Der DFB-Pokalauftritt in Rathenow wird zum Charaktertest für die Mannschaft des FC St. Paulis. Es könnte auch als Endspiel bezeichnet werden. Folgen anschließend Neuzugänge?

Hamburg. Besondere Zuversicht verbreitet ein Blick in die jüngere DFB-Pokalhistorie des FC St. Pauli kaum. Viermal in den vergangenen sechs Jahren kam das Aus in der ersten Runde, das letzte Heimspiel in diesem Wettbewerb datiert gar vom 4. August 2007. Beim 1:0 über Bayer Leverkusen (Torschütze Fabian Boll) standen damals der heutige Co-Trainer Timo Schultz und U23-Chef Thomas Meggle auf dem Rasen.

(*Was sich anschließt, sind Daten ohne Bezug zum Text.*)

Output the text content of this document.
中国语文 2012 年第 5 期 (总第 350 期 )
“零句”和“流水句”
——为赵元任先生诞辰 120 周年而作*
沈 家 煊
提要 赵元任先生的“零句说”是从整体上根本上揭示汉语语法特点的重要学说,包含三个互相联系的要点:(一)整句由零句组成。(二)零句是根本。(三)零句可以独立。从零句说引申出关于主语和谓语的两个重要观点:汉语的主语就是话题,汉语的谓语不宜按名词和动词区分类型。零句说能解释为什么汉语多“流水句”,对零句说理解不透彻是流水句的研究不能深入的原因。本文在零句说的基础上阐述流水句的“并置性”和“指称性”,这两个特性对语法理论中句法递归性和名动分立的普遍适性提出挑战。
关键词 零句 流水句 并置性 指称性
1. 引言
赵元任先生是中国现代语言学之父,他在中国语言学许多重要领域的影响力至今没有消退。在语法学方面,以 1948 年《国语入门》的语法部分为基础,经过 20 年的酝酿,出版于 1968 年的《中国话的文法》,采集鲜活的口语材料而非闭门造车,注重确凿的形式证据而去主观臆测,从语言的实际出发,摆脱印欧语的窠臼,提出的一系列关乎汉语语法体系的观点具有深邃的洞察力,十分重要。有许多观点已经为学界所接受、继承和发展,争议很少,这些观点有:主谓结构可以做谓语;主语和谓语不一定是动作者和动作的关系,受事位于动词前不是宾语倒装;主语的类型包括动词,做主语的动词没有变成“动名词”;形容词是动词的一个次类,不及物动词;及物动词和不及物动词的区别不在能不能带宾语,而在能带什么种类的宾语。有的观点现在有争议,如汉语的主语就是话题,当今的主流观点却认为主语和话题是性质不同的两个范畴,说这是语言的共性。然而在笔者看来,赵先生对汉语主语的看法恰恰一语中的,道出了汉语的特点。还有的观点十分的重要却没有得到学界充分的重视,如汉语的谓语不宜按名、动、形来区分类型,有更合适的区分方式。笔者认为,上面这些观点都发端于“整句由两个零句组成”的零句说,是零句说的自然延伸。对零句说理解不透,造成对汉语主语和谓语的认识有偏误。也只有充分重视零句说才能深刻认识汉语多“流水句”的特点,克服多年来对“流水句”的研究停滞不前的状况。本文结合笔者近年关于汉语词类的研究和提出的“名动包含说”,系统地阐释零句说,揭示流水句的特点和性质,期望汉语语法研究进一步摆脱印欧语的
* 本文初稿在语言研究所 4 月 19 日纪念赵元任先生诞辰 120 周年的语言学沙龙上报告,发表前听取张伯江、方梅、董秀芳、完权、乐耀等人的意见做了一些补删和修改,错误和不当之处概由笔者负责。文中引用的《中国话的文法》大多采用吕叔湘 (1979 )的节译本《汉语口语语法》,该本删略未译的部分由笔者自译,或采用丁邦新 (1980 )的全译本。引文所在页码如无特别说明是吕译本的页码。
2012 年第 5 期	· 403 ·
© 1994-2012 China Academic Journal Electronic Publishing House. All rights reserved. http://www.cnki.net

Weil Trainer Roland Vrabec nach nur zwei Spielen schon von einem „Fehlstart“ seines Teams in der Liga spricht, wird die Partie gegen den Fünftligisten Optik Rathenow (Sa./15.30 Uhr) nun zur Nagelprobe.

„Als höherklassige Mannschaft kannst du eigentlich immer nur schlecht aussehen“, weiß auch Kapitän Sören Gonther. „Hinterher heißt es dann, die muss man zweistellig schlagen. Für die ist es das Spiel des Lebens. Deshalb ist für mich absolut nur eines entscheidend: ein Sieg!“ Für St. Pauli ist der Auftritt in Rathenow bereits das erste Endspiel – und das nicht nur aufgrund des K.-o.-Wettbewerbs. Einstellung der Mannschaft, Teamgeist, Spielsystem und Fitnesszustand wurden nach dem leblosen 0:2 in Aalen in einer turbulenten Woche diskutiert. Vrabec schottete das Team drei Tage lang an der Kollaustraße ab, ließ unter Ausschluss der Öffentlichkeit trainieren.

Sollte der Kiezklub in Rathenow erneut gegen einen unterklassigen Gegner scheitern, drohen personelle Konsequenzen in gleich mehreren Bereichen. Nicht nur Coach Vrabec stünde dann vor der Entlassung, auch Sportchef Rachid Azzouzi rückt zwangsläufig zunehmend in den Fokus. Das Hauptaugenmerk gilt jedoch der von ihm zusammengestellten Mannschaft. Im brandenburgischen Havelland müssen die Profis einen Charaktertest bestehen. „Natürlich wollen wir dominieren, unsere Spielzüge durchziehen und spielerisch überzeugen, gar keine Frage. Aber das alles Entscheidende ist das Weiterkommen“, betont Gonther.

Nach den ersten drei Pflichtspielen der Saison soll anschließend eine Bestandsaufnahme des Kaders erfolgen. Nach Abendblatt-Informationen spricht sich Vrabec intern für weitere Neuverpflichtungen noch vor dem Ende der Transferperiode am 31. August aus. Speziell im Mittelfeld soll man Nachholbedarf erkannt haben. Denn eines machte der verpatzte Saisonstart besonders deutlich: An charakterstarken Führungsfiguren mangelt es St. Pauli weiterhin.

Weiterkommen in Rathenow garantiert Einnahmen in Höhe von 250.000 Euro

Im Gegenzug denkt das Trainerteam auch darüber nach, Spieler aus dem aktuellen Aufgebot kurzfristig zu verleihen. Vrabec hatte dies bereits vor dem Spiel in Aalen angedeutet. „Wir werden Bilanz ziehen und gucken, wo wir Gespräche führen müssen. Man muss schauen, ob es bei dem ein oder anderen auch über die Saison gesehen nicht reichen wird“, hatte der 40-Jährige auf einer Pressekonferenz erklärt. Nach Stürmer Ante Budimir, dem mit rund 900.000 Euro zweitteuersten Transfer der Vereinsgeschichte, sind weitere kostspielige Verstärkungen jedoch unwahrscheinlich. Ein Weiterkommen in Rathenow würde den finanziellen Spielraum aber erhöhen. Rund 250.000 Euro kassieren die Vereine für das Erreichen der zweiten Runde.

Doch selbst ein klarer Sieg an diesem Sonnabend kann ein weiteres Endspiel am kommenden Freitag nicht verhindern. Gegen Sandhausen muss der erste Heimerfolg seit dem 3. März gelingen. Der Verein meldete am Freitag, für die Partie im zumeist ausverkauften Millerntor-Stadion seien noch Steh- und Sitzplätze verfügbar. Die Stimmung auf St. Pauli droht zu kippen.